Kris Hermes, spokesperson for the medicinal marijuana legal advocacy group Americans for Safe Access, called this "a red herring argument that isn't based in reality." There are numerous studies, Hermes said, that demonstrate the medical utility of cannabis. (Americans for Safe Access maintains a searchable database of clinical studies and case reports on the treatment of different diseases with cannabis or cannabinoids.) "Our federal government unfortunately obstructs meaningful research into therapeutic marijuana," he explained, "so there are fewer studies in this country, but ample to show efficacy and safety." Hermes added that two groups, the American Herbal Products Association and the American Herbal Pharmacopoeia, have in the past year issued guidelines for how to regulate medicinal marijuana so as to satisfy safety concerns.

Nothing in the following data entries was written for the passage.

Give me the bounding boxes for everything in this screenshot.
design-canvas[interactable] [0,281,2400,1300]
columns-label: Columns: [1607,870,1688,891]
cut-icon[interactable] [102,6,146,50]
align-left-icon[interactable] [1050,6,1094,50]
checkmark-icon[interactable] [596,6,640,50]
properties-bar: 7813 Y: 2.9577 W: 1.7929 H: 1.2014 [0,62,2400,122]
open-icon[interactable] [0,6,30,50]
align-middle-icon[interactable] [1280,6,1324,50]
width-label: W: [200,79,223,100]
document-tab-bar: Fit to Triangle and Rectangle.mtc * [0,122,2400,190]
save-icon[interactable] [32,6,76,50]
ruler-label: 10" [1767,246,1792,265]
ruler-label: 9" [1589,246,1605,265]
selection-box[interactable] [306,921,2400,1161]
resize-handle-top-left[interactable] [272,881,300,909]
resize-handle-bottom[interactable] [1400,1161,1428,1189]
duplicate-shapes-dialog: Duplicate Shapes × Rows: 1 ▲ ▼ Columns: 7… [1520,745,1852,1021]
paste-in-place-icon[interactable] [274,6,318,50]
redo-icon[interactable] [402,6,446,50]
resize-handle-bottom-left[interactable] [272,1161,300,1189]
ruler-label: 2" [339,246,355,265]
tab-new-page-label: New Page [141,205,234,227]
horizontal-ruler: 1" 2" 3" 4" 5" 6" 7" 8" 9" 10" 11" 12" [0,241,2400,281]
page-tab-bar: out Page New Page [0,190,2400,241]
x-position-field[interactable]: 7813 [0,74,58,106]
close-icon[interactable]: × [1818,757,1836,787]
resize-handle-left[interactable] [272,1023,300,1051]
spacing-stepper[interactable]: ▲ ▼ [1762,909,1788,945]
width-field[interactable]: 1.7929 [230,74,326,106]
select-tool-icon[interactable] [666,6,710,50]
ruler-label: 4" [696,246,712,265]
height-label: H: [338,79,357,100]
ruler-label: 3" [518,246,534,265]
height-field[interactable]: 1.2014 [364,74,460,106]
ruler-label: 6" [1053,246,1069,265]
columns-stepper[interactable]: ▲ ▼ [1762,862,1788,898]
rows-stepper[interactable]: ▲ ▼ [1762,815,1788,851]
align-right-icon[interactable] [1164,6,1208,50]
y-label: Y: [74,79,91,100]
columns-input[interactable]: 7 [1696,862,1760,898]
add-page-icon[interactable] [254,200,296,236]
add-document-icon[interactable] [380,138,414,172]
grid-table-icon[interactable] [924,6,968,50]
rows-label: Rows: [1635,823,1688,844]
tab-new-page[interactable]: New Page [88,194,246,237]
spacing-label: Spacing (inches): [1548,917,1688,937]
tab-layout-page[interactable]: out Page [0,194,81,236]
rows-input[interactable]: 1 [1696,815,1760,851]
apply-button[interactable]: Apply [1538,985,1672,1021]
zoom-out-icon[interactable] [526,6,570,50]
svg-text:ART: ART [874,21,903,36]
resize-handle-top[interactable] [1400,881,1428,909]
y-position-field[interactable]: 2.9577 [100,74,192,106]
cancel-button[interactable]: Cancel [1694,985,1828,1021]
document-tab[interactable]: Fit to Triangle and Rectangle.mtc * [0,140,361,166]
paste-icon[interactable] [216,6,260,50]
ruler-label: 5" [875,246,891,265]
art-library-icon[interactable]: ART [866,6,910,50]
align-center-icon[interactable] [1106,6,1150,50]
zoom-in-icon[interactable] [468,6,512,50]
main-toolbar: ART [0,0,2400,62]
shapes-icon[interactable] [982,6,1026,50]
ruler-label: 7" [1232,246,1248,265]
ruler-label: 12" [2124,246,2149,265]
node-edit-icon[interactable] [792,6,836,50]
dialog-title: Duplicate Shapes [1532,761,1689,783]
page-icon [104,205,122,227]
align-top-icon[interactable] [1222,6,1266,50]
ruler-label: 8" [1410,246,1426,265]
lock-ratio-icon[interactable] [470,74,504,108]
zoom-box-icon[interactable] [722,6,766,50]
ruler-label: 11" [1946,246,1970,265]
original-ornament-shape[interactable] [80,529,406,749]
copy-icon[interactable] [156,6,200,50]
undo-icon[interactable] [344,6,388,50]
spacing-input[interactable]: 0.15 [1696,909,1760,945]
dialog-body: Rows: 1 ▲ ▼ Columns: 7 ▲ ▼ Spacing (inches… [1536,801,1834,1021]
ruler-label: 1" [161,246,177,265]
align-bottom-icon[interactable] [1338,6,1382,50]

Hermes also said that cannabis can help to address another concern Pisano mentioned: cost. He called insurance companies' failure to cover medicinal marijuana "quite astonishing, given the massive amount of reports that we get from the field of patients either heavily reducing or eliminating their pharmaceutical load from treating their condition with cannabis."

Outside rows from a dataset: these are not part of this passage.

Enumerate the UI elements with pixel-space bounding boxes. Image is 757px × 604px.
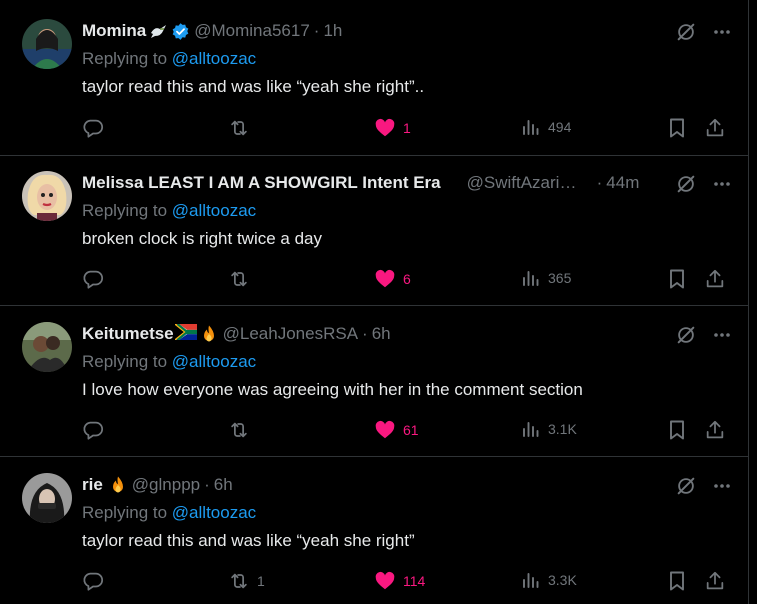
like-count: 61: [403, 422, 419, 438]
user-handle[interactable]: @LeahJonesRSA: [223, 324, 358, 344]
tweet-top-icons: [675, 21, 731, 43]
bookmark-button[interactable]: [667, 570, 687, 592]
reply-button[interactable]: [82, 419, 111, 441]
views-count: 3.1K: [548, 421, 577, 437]
reply-button[interactable]: [82, 570, 111, 592]
separator-dot: ·: [313, 21, 320, 40]
grok-icon[interactable]: [675, 324, 697, 346]
timestamp[interactable]: 1h: [323, 21, 342, 41]
replying-to: Replying to @alltoozac: [82, 49, 256, 69]
avatar[interactable]: [22, 171, 72, 221]
display-name[interactable]: rie: [82, 475, 103, 495]
dove-emoji: [148, 21, 168, 41]
share-button[interactable]: [704, 419, 726, 441]
replying-to-label: Replying to: [82, 352, 168, 371]
user-handle[interactable]: @glnppp: [132, 475, 200, 495]
action-bar: 61 3.1K: [82, 419, 731, 441]
timestamp[interactable]: 44m: [606, 173, 639, 193]
like-count: 6: [403, 271, 411, 287]
tweet-top-icons: [675, 324, 731, 346]
replying-to: Replying to @alltoozac: [82, 503, 256, 523]
views-button[interactable]: 365: [521, 268, 571, 288]
share-button[interactable]: [704, 117, 726, 139]
more-options-icon[interactable]: [713, 175, 731, 193]
share-button[interactable]: [704, 268, 726, 290]
reply-tweet[interactable]: Melissa LEAST I AM A SHOWGIRL Intent Era…: [0, 156, 749, 306]
bookmark-button[interactable]: [667, 117, 687, 139]
tweet-header: rie @glnppp · 6h: [82, 474, 719, 496]
like-button[interactable]: 6: [374, 268, 411, 290]
reply-button[interactable]: [82, 117, 111, 139]
user-handle[interactable]: @SwiftAzaria13: [467, 173, 585, 193]
more-options-icon[interactable]: [713, 23, 731, 41]
tweet-text: I love how everyone was agreeing with he…: [82, 380, 583, 399]
like-count: 1: [403, 120, 411, 136]
views-count: 365: [548, 270, 572, 286]
retweet-count: 1: [257, 573, 265, 589]
like-button[interactable]: 1: [374, 117, 411, 139]
more-options-icon[interactable]: [713, 477, 731, 495]
bookmark-button[interactable]: [667, 419, 687, 441]
separator-dot: ·: [362, 324, 368, 343]
like-button[interactable]: 114: [374, 570, 425, 592]
share-button[interactable]: [704, 570, 726, 592]
retweet-button[interactable]: [228, 117, 257, 139]
user-handle[interactable]: @Momina5617: [194, 21, 310, 41]
retweet-button[interactable]: [228, 268, 257, 290]
retweet-button[interactable]: 1: [228, 570, 265, 592]
display-name[interactable]: Melissa LEAST I AM A SHOWGIRL Intent Era: [82, 173, 441, 193]
display-name[interactable]: Keitumetse: [82, 324, 174, 344]
bookmark-button[interactable]: [667, 268, 687, 290]
tweet-text: taylor read this and was like “yeah she …: [82, 531, 415, 550]
action-bar: 1 494: [82, 117, 731, 139]
reply-feed: Momina @Momina5617 · 1h Replying to @all…: [0, 0, 749, 604]
replying-to-link[interactable]: @alltoozac: [172, 352, 256, 371]
like-count: 114: [403, 573, 426, 589]
tweet-header: Momina @Momina5617 · 1h: [82, 20, 719, 42]
separator-dot: ·: [596, 173, 603, 192]
fire-emoji: [108, 475, 128, 495]
reply-tweet[interactable]: Keitumetse @LeahJonesRSA · 6h Replying t…: [0, 306, 749, 457]
views-button[interactable]: 3.3K: [521, 570, 577, 590]
tweet-header: Melissa LEAST I AM A SHOWGIRL Intent Era…: [82, 172, 719, 194]
tweet-text: broken clock is right twice a day: [82, 229, 322, 248]
fire-emoji: [199, 324, 219, 344]
timestamp[interactable]: 6h: [214, 475, 233, 495]
avatar[interactable]: [22, 322, 72, 372]
replying-to-link[interactable]: @alltoozac: [172, 49, 256, 68]
action-bar: 6 365: [82, 268, 731, 290]
replying-to: Replying to @alltoozac: [82, 352, 256, 372]
replying-to: Replying to @alltoozac: [82, 201, 256, 221]
tweet-text: taylor read this and was like “yeah she …: [82, 77, 425, 96]
replying-to-label: Replying to: [82, 201, 168, 220]
tweet-header: Keitumetse @LeahJonesRSA · 6h: [82, 323, 719, 345]
separator-dot: ·: [204, 475, 210, 494]
south-africa-flag-emoji: [174, 323, 198, 344]
replying-to-link[interactable]: @alltoozac: [172, 503, 256, 522]
reply-tweet[interactable]: Momina @Momina5617 · 1h Replying to @all…: [0, 0, 749, 156]
views-count: 494: [548, 119, 572, 135]
views-button[interactable]: 494: [521, 117, 571, 137]
views-button[interactable]: 3.1K: [521, 419, 577, 439]
avatar[interactable]: [22, 473, 72, 523]
grok-icon[interactable]: [675, 21, 697, 43]
tweet-top-icons: [675, 173, 731, 195]
reply-button[interactable]: [82, 268, 111, 290]
display-name[interactable]: Momina: [82, 21, 146, 41]
tweet-top-icons: [675, 475, 731, 497]
grok-icon[interactable]: [675, 173, 697, 195]
replying-to-label: Replying to: [82, 49, 168, 68]
views-count: 3.3K: [548, 572, 577, 588]
verified-badge-icon[interactable]: [171, 22, 190, 41]
retweet-button[interactable]: [228, 419, 257, 441]
like-button[interactable]: 61: [374, 419, 419, 441]
timestamp[interactable]: 6h: [372, 324, 391, 344]
replying-to-label: Replying to: [82, 503, 168, 522]
action-bar: 1 114 3.3K: [82, 570, 731, 592]
avatar[interactable]: [22, 19, 72, 69]
grok-icon[interactable]: [675, 475, 697, 497]
reply-tweet[interactable]: rie @glnppp · 6h Replying to @alltoozac …: [0, 457, 749, 604]
replying-to-link[interactable]: @alltoozac: [172, 201, 256, 220]
more-options-icon[interactable]: [713, 326, 731, 344]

"Whether you call it preventive medicine or something else, it would be a great financial benefit for insurance companies to pay for this medication that would essentially bring down the cost of health care for the patient and the insurer," he said.
While marijuana remains an expensive treatment, due to current limits on supply and competition, Hermes noted that "the largest portion of patients use it for chronic pain" usually treated with painkillers that can be both highly toxic and very costly. Decreasing reliance on these drugs would be a "win-win situation" for insurance companies and their customers, he said.
Hermes doesn't think there is currently the political will to push insurance companies to cover medicinal marijuana. And, unlike health care, drug law reform has not been a priority of the Obama administration. Attorney General Eric Holder did say in August that the Department of Justice would not interfere with Washington and Colorado's implementation of state ballot initiatives that legalized marijuana use by adults; Holder spoke instead of taking a "trust but verify approach." But though the Justice Department in 2009 instructed federal prosecutors not to spend resources on prosecuting sick people or their caregivers who follow state laws on medical marijuana, resistance from law enforcement led to a crackdown on dispensaries. Last week, Drug Enforcement Administration chief Michele Leonhart told a House Appropriations subcommittee that legalization at the state level "makes us fight harder."
But the trend of states working to close this democratic deficit seems likely to continue. Here in New York, where a recent Quinnipiac University poll found public support for medical marijuana at 88%, Governor Andrew Cuomo intends to use an executive order to implement a 1980 law that created a marijuana research program run by hospitals. And some New York legislators are pushing for more: a comprehensive program that includes growing and dispensing the drug in-state. The Compassionate Care Act has been approved by the Democratic-majority assembly more than once but hasn't passed the Republican-controlled senate. Cuomo says he'll sign it if it gets to his desk.
Such initiatives are a cause for optimism, in Kris Hermes's view: "Certainly, as more states pass medical marijuana laws, pressure will inevitably increase on the insurance industry to cover what is a fairly expensive medication, at least so far."